意思是:TCP  backlog设置值,511没有成功,因为 /proc/sys/net/core/somaxconn这个设置的是更小的128.

该内核参数默认值一般是128,对于负载很大的服务程序来说大大的不够。一般会将它修改为2048或者更大。

临时解决方法:(即下次启动还需要修改此值)

echo 511 > /proc/sys/net/core/somaxconn

永久解决方法:(即以后启动还需要修改此值)

将其写入/etc/rc.local或/etc/sysctl.conf文件中:

     net.core.somaxconn = 2048

baklog参数实际控制的是已经3次握手成功的还在accept queue的大小。

参考linux里的backlog详解

 

第二个警告:overcommit_memory is set to 0! Background save may fail under low memory condition. To fix this issue add 'vm.overcommit_memory = 1' to/etc/sysctl.conf and then reboot or run the command 'sysctl vm.overcommit_memory=1' for this to take effect.
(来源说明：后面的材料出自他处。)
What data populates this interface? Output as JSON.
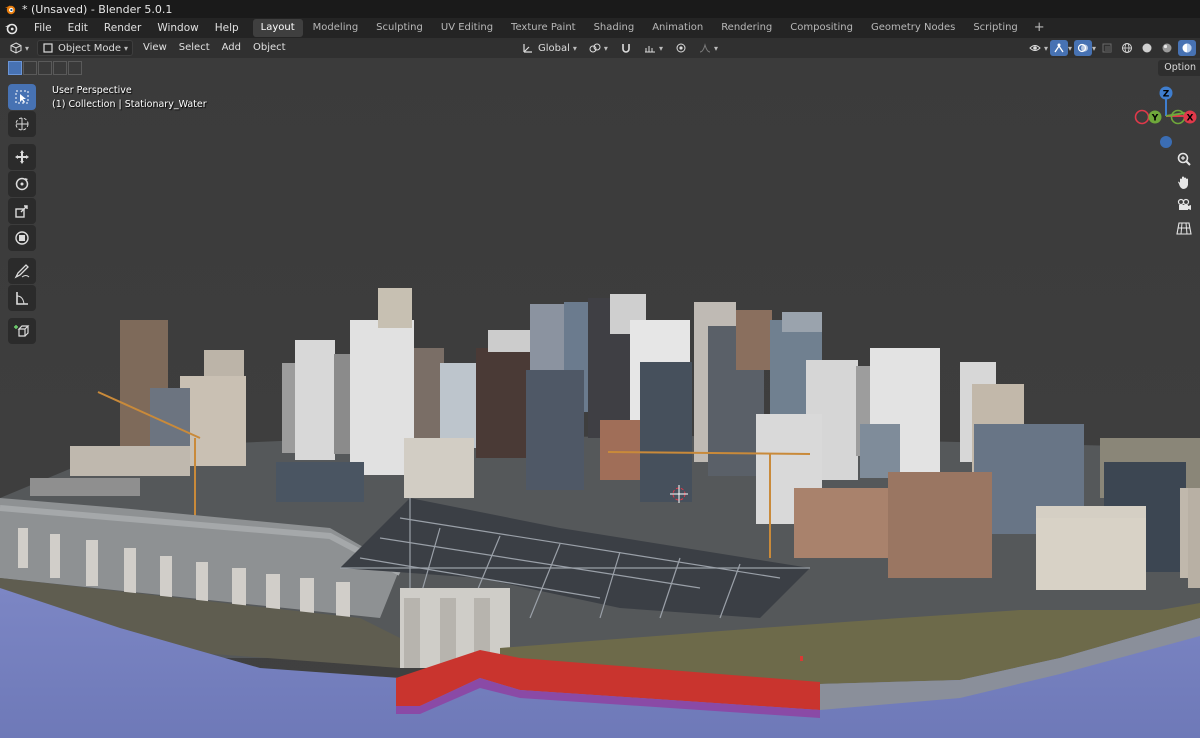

意思是:overcommit_memory参数设置为0!在内存不足的情况下,后台程序save可能失败。建议在文件 /etc/sysctl.conf 中将overcommit_memory修改为1。

临时解决方法:echo "vm.overcommit_memory=1" > /etc/sysctl.conf

永久解决方法:将其写入/etc/sysctl.conf文件中。

参考:有关linux下redis overcommit_memory的问题

 

第三个警告:you have Transparent Huge Pages (THP) support enabled in your kernel. This will create latency and memory usage issues with Redis. To fix thisissue run the command 'echo never > /sys/kernel/mm/transparent_hugepage/enabled' as root, and add it to your /etc/rc.local in order to retain thesetting after a reboot. Redis must be restarted after THP is disabled.

意思是:你使用的是透明大页,可能导致redis延迟和内存使用问题。

临时解决方法:

echo never > /sys/kernel/mm/transparent_hugepage/enabled

永久解决方法:

      将其写入/etc/rc.local或/etc/sysctl.conf文件中。

      为了在重启后保留设置,禁用THP后必须重新启动Redis。

      ~$ systemctl status redis-server.service

      ~$ sudo /etc/init.d/redis-server restart 

if test -f /sys/kernel/mm/transparent_hugepage/enabled; then
   echo never > /sys/kernel/mm/transparent_hugepage/enabled
fi
if test -f /sys/kernel/mm/transparent_hugepage/defrag; then
   echo never > /sys/kernel/mm/transparent_hugepage/defrag
fi

最后在终端中执行

     $ sysctl -p

参考透明大页介绍

            

      

      

问题4:

Traceback (most recent call last):
  File "<stdin>", line 35, in <module>
  File "/home/byz/anaconda3/envs/py35/lib/python3.5/site-packages/ray/tune/tune.py", line 118, in run_experiments
    raise TuneError("Trials did not complete", errored_trials)
ray.tune.error.TuneError: ('Trials did not complete', )

解决:

       哈哈,仔细检查代码,其实是神经网络的label格式做错了。

 

问题5:

redis.exceptions.ConnectionError: Error 104 while writing to socket. Connection reset by peer.

描述:将Pyspark(spark = SparkSession.. )和(数据获取) 放在Ray代码之外 作为数据源,再将其传入Ray代码内,即会报这个错误。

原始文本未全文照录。